Consider the function `f(x)=min{|x^(2)-9|,|x^(2)-1|}`, then the number of points where `f(x)` is non - differentiable is/are

To solve the problem, we need to analyze the function \( f(x) = \min\{|x^2 - 9|, |x^2 - 1|\} \) and determine the points where it is non-differentiable. ### Step-by-Step Solution: 1. **Identify the Functions**: We have two functions to consider: - \( g_1(x) = |x^2 - 9| \) - \( g_2(x) = |x^2 - 1| \) 2. **Find Critical Points**: The critical points for each function occur where the expressions inside the absolute values are zero: - For \( g_1(x) = |x^2 - 9| \): \[ x^2 - 9 = 0 \implies x^2 = 9 \implies x = \pm 3 \] - For \( g_2(x) = |x^2 - 1| \): \[ x^2 - 1 = 0 \implies x^2 = 1 \implies x = \pm 1 \] 3. **List the Critical Points**: The critical points from both functions are: \[ x = -3, -1, 1, 3 \] 4. **Determine the Behavior of \( f(x) \)**: The function \( f(x) \) is defined as the minimum of the two absolute value functions.
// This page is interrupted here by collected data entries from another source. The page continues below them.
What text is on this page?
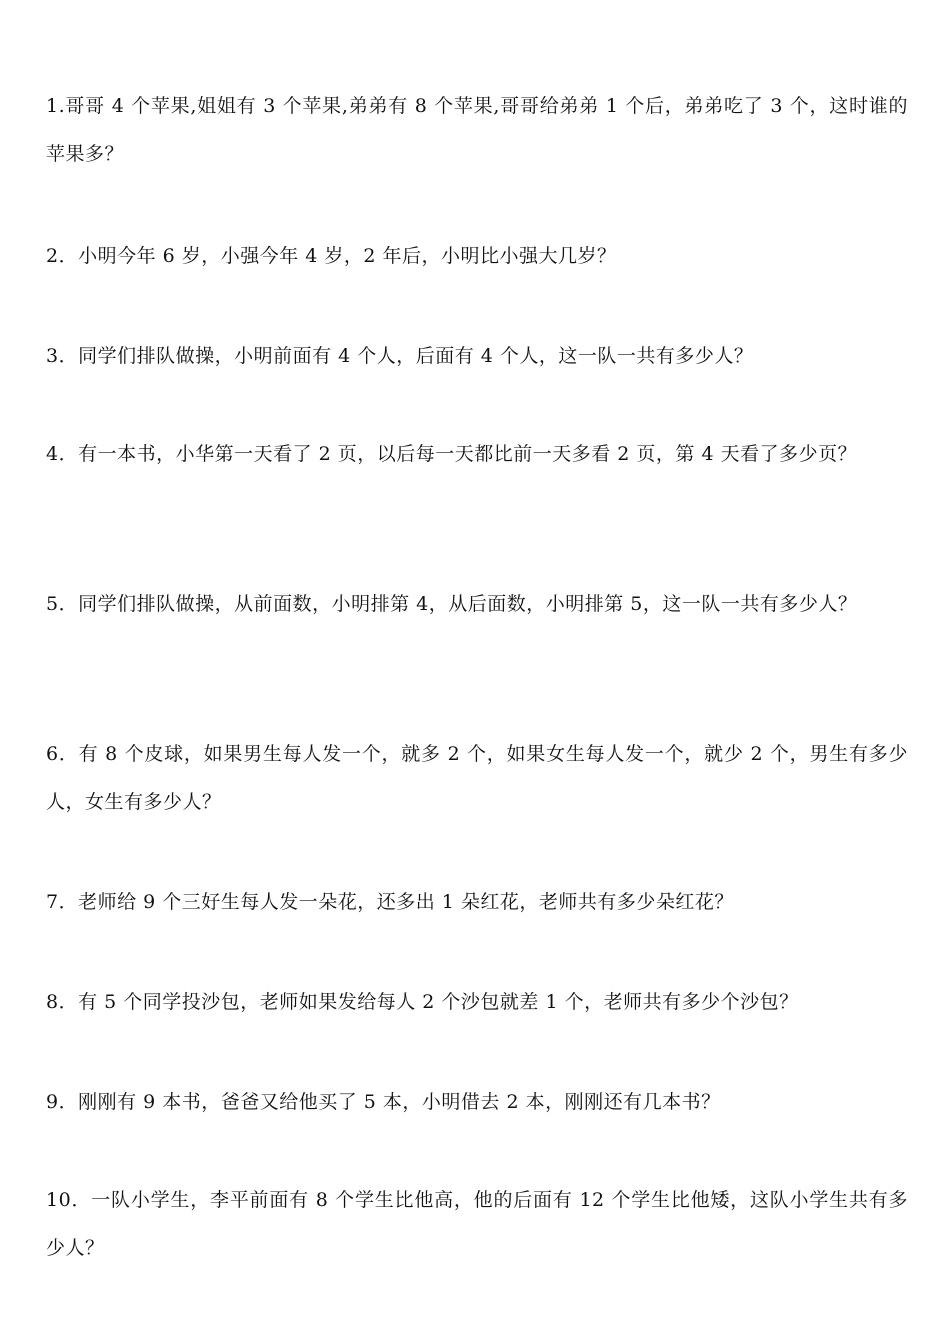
1.哥哥 4 个苹果,姐姐有 3 个苹果,弟弟有 8 个苹果,哥哥给弟弟 1 个后，弟弟吃了 3 个，这时谁的苹果多？

2．小明今年 6 岁，小强今年 4 岁，2 年后，小明比小强大几岁？

3．同学们排队做操，小明前面有 4 个人，后面有 4 个人，这一队一共有多少人？

4．有一本书，小华第一天看了 2 页，以后每一天都比前一天多看 2 页，第 4 天看了多少页？

5．同学们排队做操，从前面数，小明排第 4，从后面数，小明排第 5，这一队一共有多少人？

6．有 8 个皮球，如果男生每人发一个，就多 2 个，如果女生每人发一个，就少 2 个，男生有多少人，女生有多少人？

7．老师给 9 个三好生每人发一朵花，还多出 1 朵红花，老师共有多少朵红花？

8．有 5 个同学投沙包，老师如果发给每人 2 个沙包就差 1 个，老师共有多少个沙包？

9．刚刚有 9 本书，爸爸又给他买了 5 本，小明借去 2 本，刚刚还有几本书？

10．一队小学生，李平前面有 8 个学生比他高，他的后面有 12 个学生比他矮，这队小学生共有多少人？
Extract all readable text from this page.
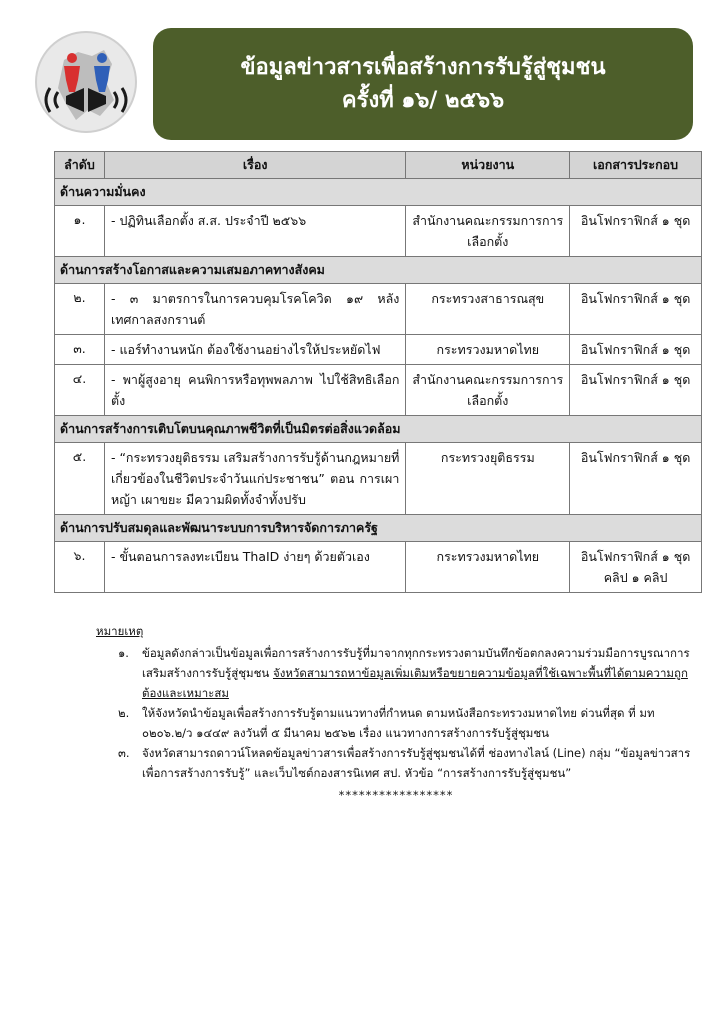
ข้อมูลข่าวสารเพื่อสร้างการรับรู้สู่ชุมชน
ครั้งที่ ๑๖/ ๒๕๖๖
ลำดับ	เรื่อง	หน่วยงาน	เอกสารประกอบ
ด้านความมั่นคง			
๑.	- ปฏิทินเลือกตั้ง ส.ส. ประจำปี ๒๕๖๖	สำนักงานคณะกรรมการการเลือกตั้ง	อินโฟกราฟิกส์ ๑ ชุด
ด้านการสร้างโอกาสและความเสมอภาคทางสังคม			
๒.	- ๓ มาตรการในการควบคุมโรคโควิด ๑๙ หลังเทศกาลสงกรานต์	กระทรวงสาธารณสุข	อินโฟกราฟิกส์ ๑ ชุด
๓.	- แอร์ทำงานหนัก ต้องใช้งานอย่างไรให้ประหยัดไฟ	กระทรวงมหาดไทย	อินโฟกราฟิกส์ ๑ ชุด
๔.	- พาผู้สูงอายุ คนพิการหรือทุพพลภาพ ไปใช้สิทธิเลือกตั้ง	สำนักงานคณะกรรมการการเลือกตั้ง	อินโฟกราฟิกส์ ๑ ชุด
ด้านการสร้างการเติบโตบนคุณภาพชีวิตที่เป็นมิตรต่อสิ่งแวดล้อม			
๕.	- “กระทรวงยุติธรรม เสริมสร้างการรับรู้ด้านกฎหมายที่เกี่ยวข้องในชีวิตประจำวันแก่ประชาชน” ตอน การเผาหญ้า เผาขยะ มีความผิดทั้งจำทั้งปรับ	กระทรวงยุติธรรม	อินโฟกราฟิกส์ ๑ ชุด
ด้านการปรับสมดุลและพัฒนาระบบการบริหารจัดการภาครัฐ			
๖.	- ขั้นตอนการลงทะเบียน ThaID ง่ายๆ ด้วยตัวเอง	กระทรวงมหาดไทย	อินโฟกราฟิกส์ ๑ ชุด
คลิป ๑ คลิป
หมายเหตุ
๑.	ข้อมูลดังกล่าวเป็นข้อมูลเพื่อการสร้างการรับรู้ที่มาจากทุกกระทรวงตามบันทึกข้อตกลงความร่วมมือการบูรณาการเสริมสร้างการรับรู้สู่ชุมชน จังหวัดสามารถหาข้อมูลเพิ่มเติมหรือขยายความข้อมูลที่ใช้เฉพาะพื้นที่ได้ตามความถูกต้องและเหมาะสม
๒.	ให้จังหวัดนำข้อมูลเพื่อสร้างการรับรู้ตามแนวทางที่กำหนด ตามหนังสือกระทรวงมหาดไทย ด่วนที่สุด ที่ มท ๐๒๐๖.๒/ว ๑๔๔๙ ลงวันที่ ๕ มีนาคม ๒๕๖๒ เรื่อง แนวทางการสร้างการรับรู้สู่ชุมชน
๓.	จังหวัดสามารถดาวน์โหลดข้อมูลข่าวสารเพื่อสร้างการรับรู้สู่ชุมชนได้ที่ ช่องทางไลน์ (Line) กลุ่ม “ข้อมูลข่าวสารเพื่อการสร้างการรับรู้” และเว็บไซต์กองสารนิเทศ สป. หัวข้อ “การสร้างการรับรู้สู่ชุมชน”
*****************
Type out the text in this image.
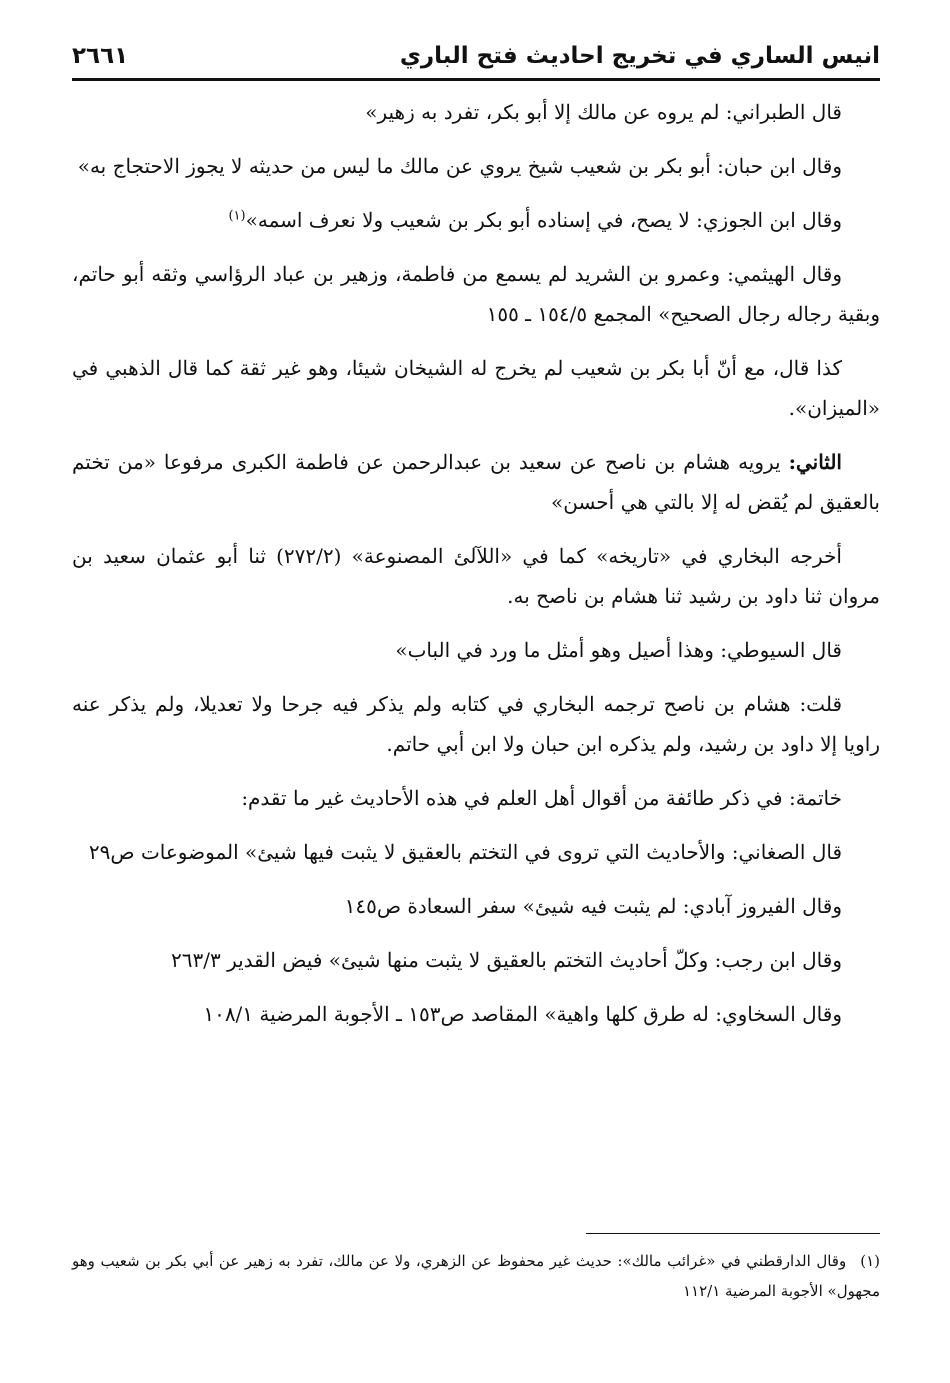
انيس الساري في تخريج احاديث فتح الباري
٢٦٦١

قال الطبراني: لم يروه عن مالك إلا أبو بكر، تفرد به زهير»

وقال ابن حبان: أبو بكر بن شعيب شيخ يروي عن مالك ما ليس من حديثه لا يجوز الاحتجاج به»

وقال ابن الجوزي: لا يصح، في إسناده أبو بكر بن شعيب ولا نعرف اسمه»$^{(١)}$

وقال الهيثمي: وعمرو بن الشريد لم يسمع من فاطمة، وزهير بن عباد الرؤاسي وثقه أبو حاتم، وبقية رجاله رجال الصحيح» المجمع ١٥٤/٥ ـ ١٥٥

كذا قال، مع أنّ أبا بكر بن شعيب لم يخرج له الشيخان شيئا، وهو غير ثقة كما قال الذهبي في «الميزان».

الثاني: يرويه هشام بن ناصح عن سعيد بن عبدالرحمن عن فاطمة الكبرى مرفوعا «من تختم بالعقيق لم يُقض له إلا بالتي هي أحسن»

أخرجه البخاري في «تاريخه» كما في «اللآلئ المصنوعة» (٢٧٢/٢) ثنا أبو عثمان سعيد بن مروان ثنا داود بن رشيد ثنا هشام بن ناصح به.

قال السيوطي: وهذا أصيل وهو أمثل ما ورد في الباب»

قلت: هشام بن ناصح ترجمه البخاري في كتابه ولم يذكر فيه جرحا ولا تعديلا، ولم يذكر عنه راويا إلا داود بن رشيد، ولم يذكره ابن حبان ولا ابن أبي حاتم.

خاتمة: في ذكر طائفة من أقوال أهل العلم في هذه الأحاديث غير ما تقدم:

قال الصغاني: والأحاديث التي تروى في التختم بالعقيق لا يثبت فيها شيئ» الموضوعات ص٢٩

وقال الفيروز آبادي: لم يثبت فيه شيئ» سفر السعادة ص١٤٥

وقال ابن رجب: وكلّ أحاديث التختم بالعقيق لا يثبت منها شيئ» فيض القدير ٢٦٣/٣

وقال السخاوي: له طرق كلها واهية» المقاصد ص١٥٣ ـ الأجوبة المرضية ١٠٨/١

(١)وقال الدارقطني في «غرائب مالك»: حديث غير محفوظ عن الزهري، ولا عن مالك، تفرد به زهير عن أبي بكر بن شعيب وهو مجهول» الأجوبة المرضية ١١٢/١
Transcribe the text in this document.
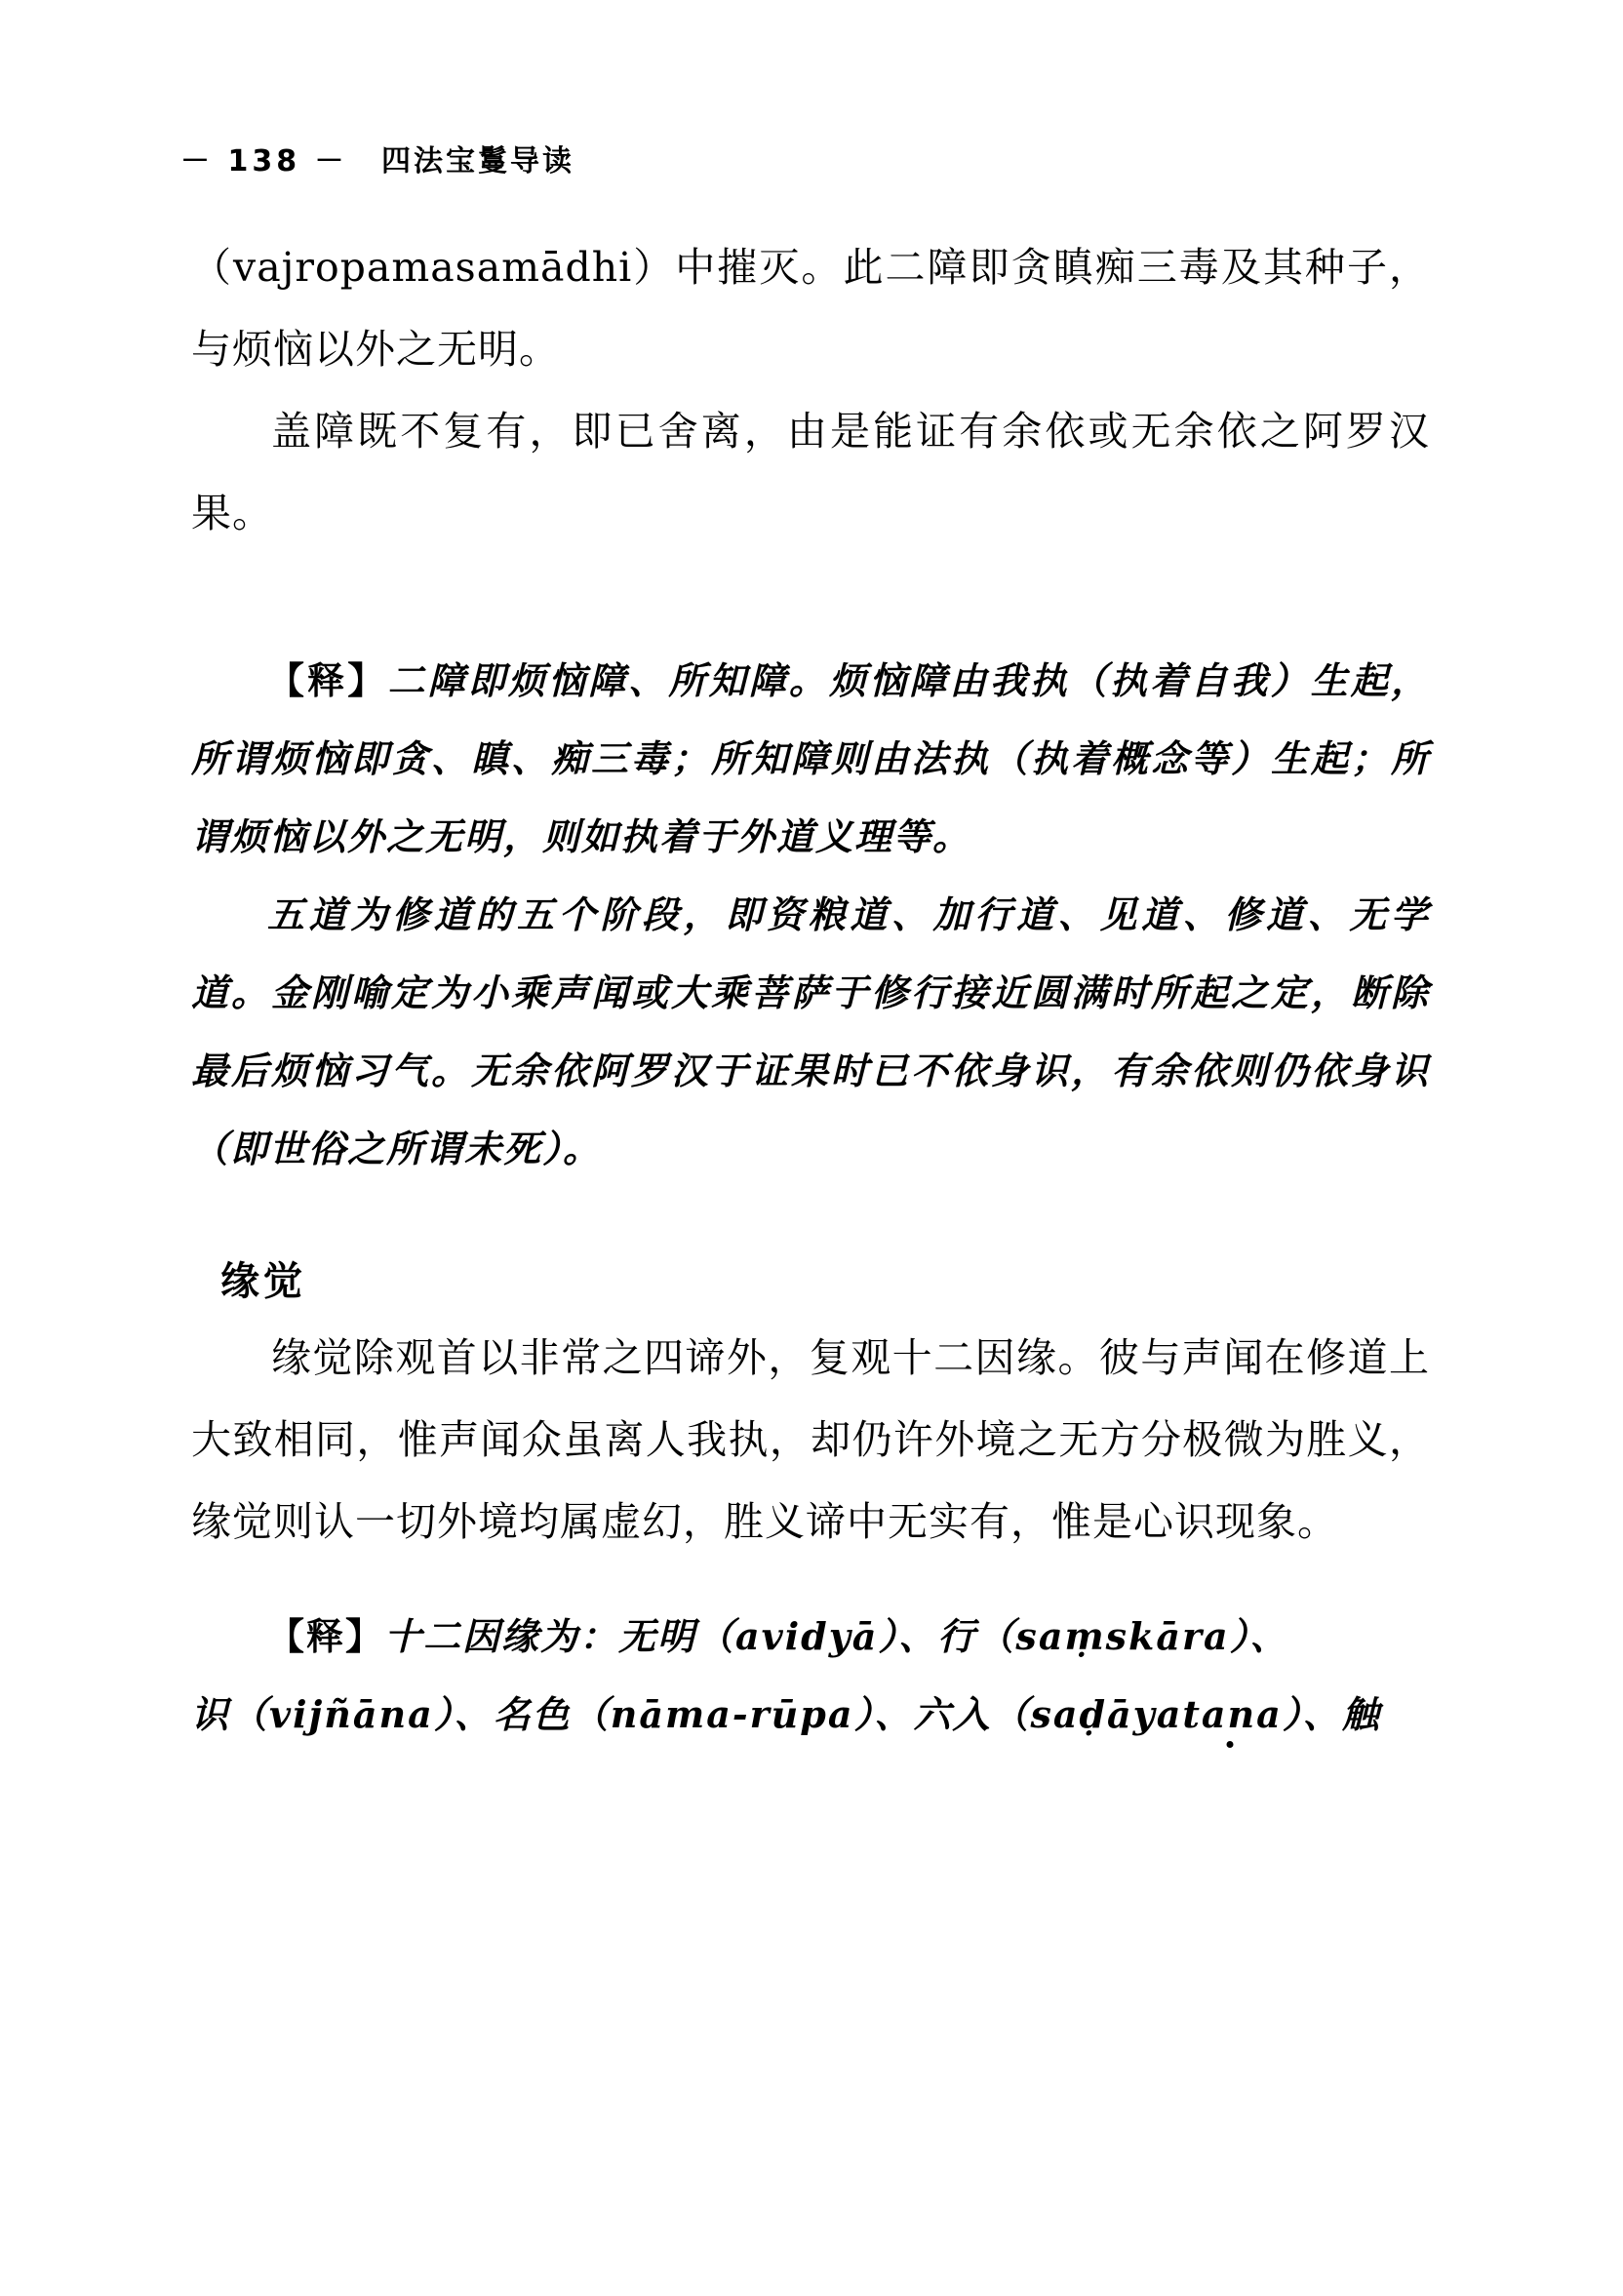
－ 138 － 四法宝鬘导读

（vajropamasamādhi）中摧灭。此二障即贪瞋痴三毒及其种子，与烦恼以外之无明。

盖障既不复有，即已舍离，由是能证有余依或无余依之阿罗汉果。

【释】二障即烦恼障、所知障。烦恼障由我执（执着自我）生起，所谓烦恼即贪、瞋、痴三毒；所知障则由法执（执着概念等）生起；所谓烦恼以外之无明，则如执着于外道义理等。

五道为修道的五个阶段，即资粮道、加行道、见道、修道、无学道。金刚喻定为小乘声闻或大乘菩萨于修行接近圆满时所起之定，断除最后烦恼习气。无余依阿罗汉于证果时已不依身识，有余依则仍依身识（即世俗之所谓未死）。

缘觉

缘觉除观首以非常之四谛外，复观十二因缘。彼与声闻在修道上大致相同，惟声闻众虽离人我执，却仍许外境之无方分极微为胜义，缘觉则认一切外境均属虚幻，胜义谛中无实有，惟是心识现象。

【释】十二因缘为：无明（avidyā）、行（saṃskāra）、

识（vijñāna）、名色（nāma-rūpa）、六入（saḍāyatana）、触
Therefore, we need to analyze the intervals defined by the critical points: - \( (-\infty, -3) \) - \( [-3, -1) \) - \( [-1, 1) \) - \( [1, 3) \) - \( [3, \infty) \) 5. **Check for Non-Differentiability**: The function \( f(x) \) will be non-differentiable at points where the minimum function switches from one function to another, or where the absolute value functions themselves are non-differentiable (i.e., at the critical points). - At \( x = -3 \): \( g_1 \) switches from being the minimum to \( g_2 \). - At \( x = -1 \): \( g_2 \) switches from being the minimum to \( g_1 \). - At \( x = 1 \): \( g_2 \) switches from being the minimum to \( g_1 \). - At \( x = 3 \): \( g_1 \) switches from being the minimum to \( g_2 \). 6. **Count the Points**: The points where \( f(x) \) is non-differentiable are: - \( x = -3 \) - \( x = -1 \) - \( x = 1 \) - \( x = 3 \) Additionally, we need to check the points where the absolute value functions themselves are non-differentiable: - \( g_1(x) \) is non-differentiable at \( x = -3 \) and \( x = 3 \). - \( g_2(x) \) is non-differentiable at \( x = -1 \) and \( x = 1 \). Thus, the total points of non-differentiability are: - \( x = -3 \) - \( x = -1 \) - \( x = 1 \) - \( x = 3 \) In total, we have **4 points** where \( f(x) \) is non-differentiable. ### Final Answer: The number of points where \( f(x) \) is non-differentiable is **4**.